Quelle: Christian Elsner

Hannover. Einen „Halim-Dener-Platz“ wird es in Linden vorerst nicht geben. Die Ratspolitik hat am Mittwoch im Verwaltungsausschuss dem Bezirksrat Linden-Limmer eine Abfuhr erteilt – ein einmaliger Vorgang in Hannovers Kommunalpolitik. Der Bezirksrat hatte vergangene Woche mit den Stimmen von Grünen, Linken, Piraten und der „Partei“ beschlossen, einen Platz an der Velvetstraße nach dem kurdischen Aktivisten zu benennen.
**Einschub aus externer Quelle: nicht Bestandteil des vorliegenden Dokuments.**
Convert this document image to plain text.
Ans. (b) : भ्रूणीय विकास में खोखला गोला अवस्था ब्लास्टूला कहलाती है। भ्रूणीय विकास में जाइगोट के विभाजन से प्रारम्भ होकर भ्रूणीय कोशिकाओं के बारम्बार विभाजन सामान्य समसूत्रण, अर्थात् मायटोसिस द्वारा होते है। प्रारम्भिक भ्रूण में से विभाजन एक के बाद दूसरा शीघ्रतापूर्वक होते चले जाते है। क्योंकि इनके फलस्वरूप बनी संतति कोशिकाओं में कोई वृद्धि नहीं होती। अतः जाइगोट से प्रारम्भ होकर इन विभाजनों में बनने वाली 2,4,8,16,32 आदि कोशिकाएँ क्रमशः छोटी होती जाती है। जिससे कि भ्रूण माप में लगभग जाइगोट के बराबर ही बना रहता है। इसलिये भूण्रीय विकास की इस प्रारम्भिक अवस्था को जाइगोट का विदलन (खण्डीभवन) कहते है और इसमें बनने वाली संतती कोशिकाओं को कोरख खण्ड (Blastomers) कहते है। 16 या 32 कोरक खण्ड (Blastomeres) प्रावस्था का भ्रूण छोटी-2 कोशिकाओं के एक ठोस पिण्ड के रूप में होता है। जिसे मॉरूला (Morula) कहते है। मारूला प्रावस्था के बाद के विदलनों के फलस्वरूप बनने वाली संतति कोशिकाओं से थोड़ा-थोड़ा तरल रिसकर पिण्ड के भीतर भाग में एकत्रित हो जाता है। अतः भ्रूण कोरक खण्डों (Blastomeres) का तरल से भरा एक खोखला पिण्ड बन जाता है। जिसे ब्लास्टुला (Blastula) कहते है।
Jetzt schließen sich dem von der Stadtverwaltung vorgebrachten Einspruch alle Ratsfraktionen an, mit Ausnahme der Linken. Diese werfen der Stadtspitze vor, die Kompetenzen der Bezirksräte beschneiden zu wollen.

Oberbürgermeister Stefan Schostok (SPD) begründet seinen Einspruch damit, dass ein „Halim-Dener-Platz“ das friedliche Zusammenleben in Hannover gefährde. Zudem erwecke eine Platzbenennung den Eindruck, die Stadt ergreife in einem innertürkischen Konflikt Partei für eine Seite. „Der Bezirksrat sollte vor diesem Hintergrund seinen Beschluss überdenken und revidieren“, sagt Schostok. Sollte sich der Bezirksrat in seiner nächsten Sitzung am 7. Juni erneut für einen Dener-Platz entscheiden, will Schostok die Kommunalaufsicht einschalten.

Ein Polizist hatte am 30. Juni 1994 den 16 Jahre alten Halim Dener beim Plakatieren am Steintor erschossen. Ein Rückblick auf den Fall, der ganz Deutschland bewegete.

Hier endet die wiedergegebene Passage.